On the very next day, Trouche, respectably dressed, entirely in black, shaven, and with his scanty hair carefully brushed over his temples, was presented by Abbé Faujas to Marthe and the lady patronesses. He was forty-five years of age, wrote a first-rate hand, and was said to have kept the books of a mercantile house for a long time. The ladies at once installed him as secretary. His duties were to represent the committee, and employ himself in certain routine work from ten till four in an office on the first floor of the Home. His salary was to be fifteen hundred francs.

‘Those good people are very quiet, you see,’ Marthe remarked to her husband a few days afterwards.

Indeed the Trouches made no more noise than the Faujases. Two or three times Rose asserted that she had heard quarrels between the mother and daughter, but the Abbé’s grave voice had immediately restored peace. Trouche went out every morning punctually at a quarter to ten, and came back again at a quarter past four. He never went out in the evening. Olympe occasionally went shopping with Madame Faujas, but she was never seen to come down the stairs by herself.

The window of the room in which the Trouches slept overlooked the garden. It was the last one on the right, in front of the trees of the Sub-Prefecture. Big curtains of red calico, with a yellow border, hung behind the glass panes, making a strong contrast, when seen from outside, with the priest’s white ones. The window was invariably kept closed. One evening when Abbé Faujas and his mother were out on the terrace with the Mourets, a slight involuntary cough was heard, and as the priest raised his head with an expression of annoyance, he caught sight of Olympe and her husband leaning out of the window. For a moment or two he kept his eyes turned upwards, thus interrupting his conversation with Marthe. At this the Trouches disappeared; and those below heard the window-catch being fastened.

‘You had better go upstairs, I think, mother,’ said the priest. ‘I am afraid you may be catching cold out here.’

Madame Faujas wished them all good-night; and, when she had retired, Marthe resumed the conversation by asking in her kindly way:

‘Is your sister worse? I have not seen her for a week.’

‘She has great need of rest,’ the priest curtly answered. However, Marthe’s sympathetic interest made her continue the subject.

‘She shuts herself up too much,’ said she; ‘the fresh air would do her good. These October evenings are still quite warm. Why doesn’t she ever come out into the garden? She has never set foot in it. You know that it is entirely at your disposal.’

The priest muttered a few vague words of excuse, and then Mou­ret, to increase his embarrassment, manifested still greater amiability than his wife’s.

‘That’s just what I was saying this morning,’ he began.

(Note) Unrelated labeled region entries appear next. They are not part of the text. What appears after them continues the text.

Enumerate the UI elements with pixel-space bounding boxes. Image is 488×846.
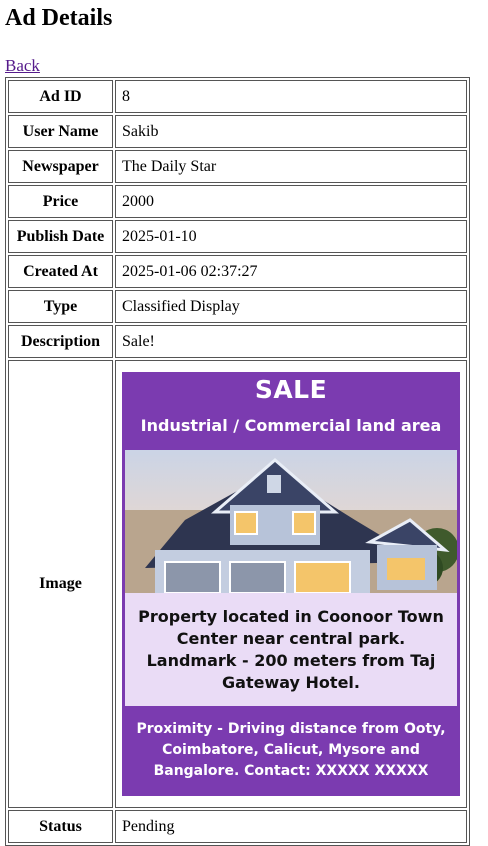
row-label: Status bbox=[8, 810, 113, 843]
row-value: 8 bbox=[115, 80, 467, 113]
table-row: Ad ID 8 bbox=[8, 80, 467, 113]
row-value: SALE Industrial / Commercial land area P… bbox=[115, 360, 467, 808]
row-value: Sakib bbox=[115, 115, 467, 148]
ad-body: Property located in Coonoor Town Center … bbox=[125, 593, 457, 706]
house-photo bbox=[125, 450, 457, 593]
table-row: Created At 2025-01-06 02:37:27 bbox=[8, 255, 467, 288]
row-value: 2000 bbox=[115, 185, 467, 218]
ad-headline: SALE bbox=[254, 375, 328, 404]
ad-footer: Proximity - Driving distance from Ooty, … bbox=[136, 721, 446, 779]
table-row: Newspaper The Daily Star bbox=[8, 150, 467, 183]
ad-subheadline: Industrial / Commercial land area bbox=[140, 416, 442, 435]
table-row: Type Classified Display bbox=[8, 290, 467, 323]
table-row: User Name Sakib bbox=[8, 115, 467, 148]
ad-image: SALE Industrial / Commercial land area P… bbox=[122, 372, 460, 796]
table-row: Description Sale! bbox=[8, 325, 467, 358]
row-label: Created At bbox=[8, 255, 113, 288]
page-title: Ad Details bbox=[5, 5, 113, 31]
row-label: Description bbox=[8, 325, 113, 358]
row-value: Classified Display bbox=[115, 290, 467, 323]
table-row: Price 2000 bbox=[8, 185, 467, 218]
row-label: User Name bbox=[8, 115, 113, 148]
table-row: Publish Date 2025-01-10 bbox=[8, 220, 467, 253]
row-label: Price bbox=[8, 185, 113, 218]
row-value: Sale! bbox=[115, 325, 467, 358]
table-row: Status Pending bbox=[8, 810, 467, 843]
table-row-image: Image SALE Industrial / Commercial land … bbox=[8, 360, 467, 808]
house-illustration bbox=[125, 458, 457, 593]
row-label: Ad ID bbox=[8, 80, 113, 113]
row-value: The Daily Star bbox=[115, 150, 467, 183]
row-label: Publish Date bbox=[8, 220, 113, 253]
row-value: Pending bbox=[115, 810, 467, 843]
ad-details-table: Ad ID 8 User Name Sakib Newspaper The Da… bbox=[5, 77, 470, 846]
back-link[interactable]: Back bbox=[5, 56, 40, 76]
row-label: Type bbox=[8, 290, 113, 323]
row-label: Image bbox=[8, 360, 113, 808]
row-label: Newspaper bbox=[8, 150, 113, 183]
row-value: 2025-01-10 bbox=[115, 220, 467, 253]
row-value: 2025-01-06 02:37:27 bbox=[115, 255, 467, 288]
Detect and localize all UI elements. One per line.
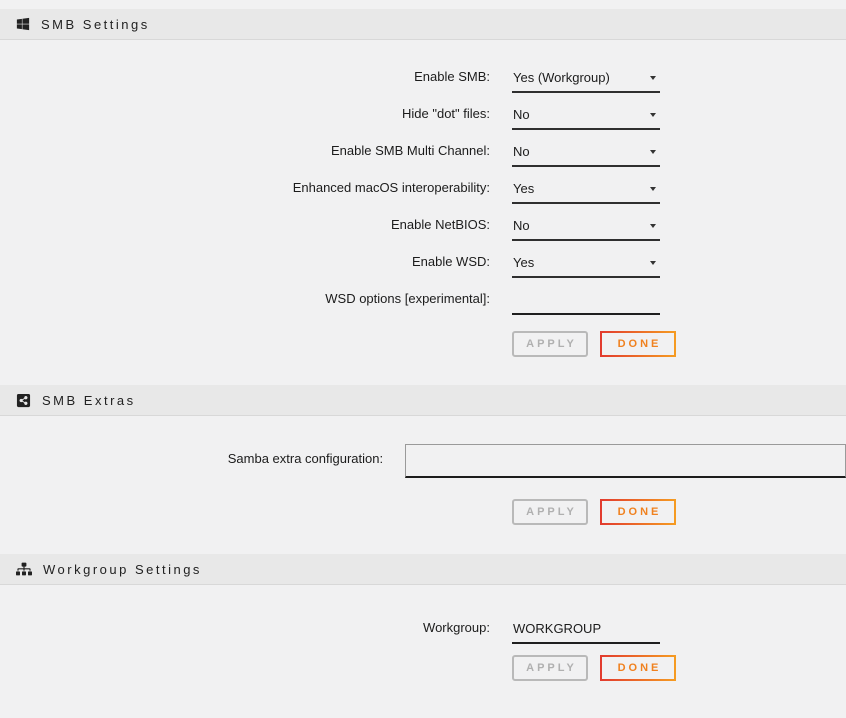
form-row-hide-dot-files: Hide "dot" files: No [0, 99, 846, 130]
apply-button-smb-extras[interactable]: APPLY [512, 499, 588, 525]
form-row-samba-extra-configuration: Samba extra configuration: [0, 444, 846, 478]
button-row-smb-extras: APPLY DONE [0, 499, 846, 525]
section-body-smb-settings: Enable SMB: Yes (Workgroup) Hide "dot" fil… [0, 40, 846, 385]
enable-smb-multi-channel-select[interactable]: No [512, 140, 660, 167]
section-header-smb-extras: SMB Extras [0, 385, 846, 416]
section-title-workgroup-settings: Workgroup Settings [43, 562, 202, 577]
wsd-options-input[interactable] [512, 288, 660, 315]
enable-netbios-label: Enable NetBIOS: [0, 217, 490, 241]
done-button-smb-extras[interactable]: DONE [600, 499, 676, 525]
apply-button-workgroup-settings[interactable]: APPLY [512, 655, 588, 681]
enable-wsd-select-wrap: Yes [512, 251, 660, 278]
form-row-workgroup: Workgroup: [0, 613, 846, 644]
windows-icon [16, 17, 30, 31]
section-title-smb-extras: SMB Extras [42, 393, 136, 408]
section-header-workgroup-settings: Workgroup Settings [0, 554, 846, 585]
section-header-smb-settings: SMB Settings [0, 9, 846, 40]
section-smb-settings: SMB Settings Enable SMB: Yes (Workgroup) Hi… [0, 9, 846, 385]
enable-smb-label: Enable SMB: [0, 69, 490, 93]
sitemap-icon [16, 562, 32, 576]
enable-netbios-select-wrap: No [512, 214, 660, 241]
hide-dot-files-select[interactable]: No [512, 103, 660, 130]
enable-smb-multi-channel-label: Enable SMB Multi Channel: [0, 143, 490, 167]
button-row-workgroup-settings: APPLY DONE [0, 655, 846, 681]
section-title-smb-settings: SMB Settings [41, 17, 150, 32]
samba-extra-configuration-label: Samba extra configuration: [0, 444, 383, 466]
hide-dot-files-select-wrap: No [512, 103, 660, 130]
form-row-enhanced-macos-interoperability: Enhanced macOS interoperability: Yes [0, 173, 846, 204]
apply-button-smb-settings[interactable]: APPLY [512, 331, 588, 357]
enable-smb-multi-channel-select-wrap: No [512, 140, 660, 167]
form-row-enable-netbios: Enable NetBIOS: No [0, 210, 846, 241]
enhanced-macos-interoperability-select-wrap: Yes [512, 177, 660, 204]
form-row-enable-smb: Enable SMB: Yes (Workgroup) [0, 62, 846, 93]
share-alt-square-icon [16, 393, 31, 408]
done-button-workgroup-settings[interactable]: DONE [600, 655, 676, 681]
done-button-smb-settings[interactable]: DONE [600, 331, 676, 357]
enhanced-macos-interoperability-label: Enhanced macOS interoperability: [0, 180, 490, 204]
enable-netbios-select[interactable]: No [512, 214, 660, 241]
button-row-smb-settings: APPLY DONE [0, 331, 846, 357]
section-body-workgroup-settings: Workgroup: APPLY DONE [0, 585, 846, 693]
workgroup-label: Workgroup: [0, 620, 490, 644]
samba-extra-configuration-textarea[interactable] [405, 444, 846, 478]
hide-dot-files-label: Hide "dot" files: [0, 106, 490, 130]
settings-page: SMB Settings Enable SMB: Yes (Workgroup) Hi… [0, 0, 846, 693]
enhanced-macos-interoperability-select[interactable]: Yes [512, 177, 660, 204]
enable-smb-select[interactable]: Yes (Workgroup) [512, 66, 660, 93]
enable-wsd-select[interactable]: Yes [512, 251, 660, 278]
wsd-options-label: WSD options [experimental]: [0, 291, 490, 315]
section-workgroup-settings: Workgroup Settings Workgroup: APPLY DONE [0, 554, 846, 693]
form-row-enable-wsd: Enable WSD: Yes [0, 247, 846, 278]
form-row-enable-smb-multi-channel: Enable SMB Multi Channel: No [0, 136, 846, 167]
section-smb-extras: SMB Extras Samba extra configuration: APPL… [0, 385, 846, 554]
enable-wsd-label: Enable WSD: [0, 254, 490, 278]
section-body-smb-extras: Samba extra configuration: APPLY DONE [0, 416, 846, 554]
workgroup-input[interactable] [512, 617, 660, 644]
form-row-wsd-options: WSD options [experimental]: [0, 284, 846, 315]
enable-smb-select-wrap: Yes (Workgroup) [512, 66, 660, 93]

‘Monsieur l’Abbé’s sister might very well bring her sewing out here in the sun in the afternoons, instead of keeping herself shut in upstairs. Anyone would think that she daren’t even show herself at the window. She isn’t frightened of us, I hope! We are not such terrible people as all that! And Monsieur Trouche, too, he hurries up the stairs, four steps at a time. Tell them to come and spend an evening with us now and then. They must be frightfully dull up in that room of theirs, all alone.